Michael Osadciw
Screenwriter
- Joined
- Jun 24, 2003
- Messages
- 1,460
- Real Name
- Michael Osadciw
Ghostbusters looks superb in 4k...The final result appears to be a projected 35mm print, with all grain structure intact.
Robert, I couldn't agree with you more. Watching this UHD Blu-ray brought back 100% feelings of watching 35mm, but this time it was in my home. My jaw dropped because I've never seen film look like this at home - ever. It was the grain - all of that beautiful grain - that felt layered over top of the image. It was dancing alive with colours and shades, organic and with its own personality. The movie played "behind it" and gave the image depth; the grain was a highly translucent curtain in a bygone era of filmmaking. Not razor sharp at all. I wasn't looking for that nor expecting it. But 35mm film playing in my home without the film reels running behind me...I want that.

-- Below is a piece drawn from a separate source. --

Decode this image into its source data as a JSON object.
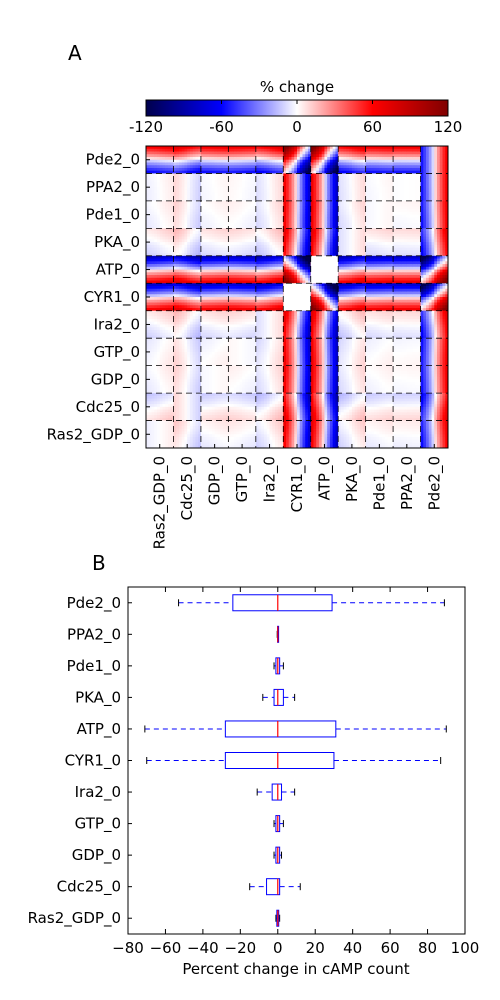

This UHD Blu-ray disc format is capable of this excitement and delivering solid images on screens sizes beyond 10-feet. I want to see more titles scanned from film with the hopes of grain remaining intact and not wiped out.
I did a comparison to the good Blu-ray in the package to the UHD Blu-ray. The Blu-ray was put in an Oppo UDP-203 and the UHD-BD in the Oppo UDP-205, so the players handle the video the same way. It was switched with an AV ProConnect AC-MX88 UHD matrix switcher on a JVC DLA-X970 projector. The projector was calibrated for both HD BT.709 on UHD BT.2020/HDR with a Konica-Minolta CS-1000A spectroradiometer and using HDR test patterns.
Projected on a 10-foot 2.35:1 CIH EluneVision Reference 4K screen, that great Blu-ray suddenly looked smeared, flat, and with less satisfying colours. Grain did not look the same. In many instances it looked frozen when using the UHD as the reference. This speaks volumes of UHD-BDs robust compression system that holds up very well on large screen sizes. The limits of Blu-ray, especially when dealing with fast moving images, are exposed with screen sizes greater than 6-feet. Even though my projector is only 1080p, there's far more information coming through on the UHD Blu-ray disc. I can only imagine at this point how much wider that gap will be with a native 4K panel. Later this year...
You can't unlearn quality. The bar has been raised.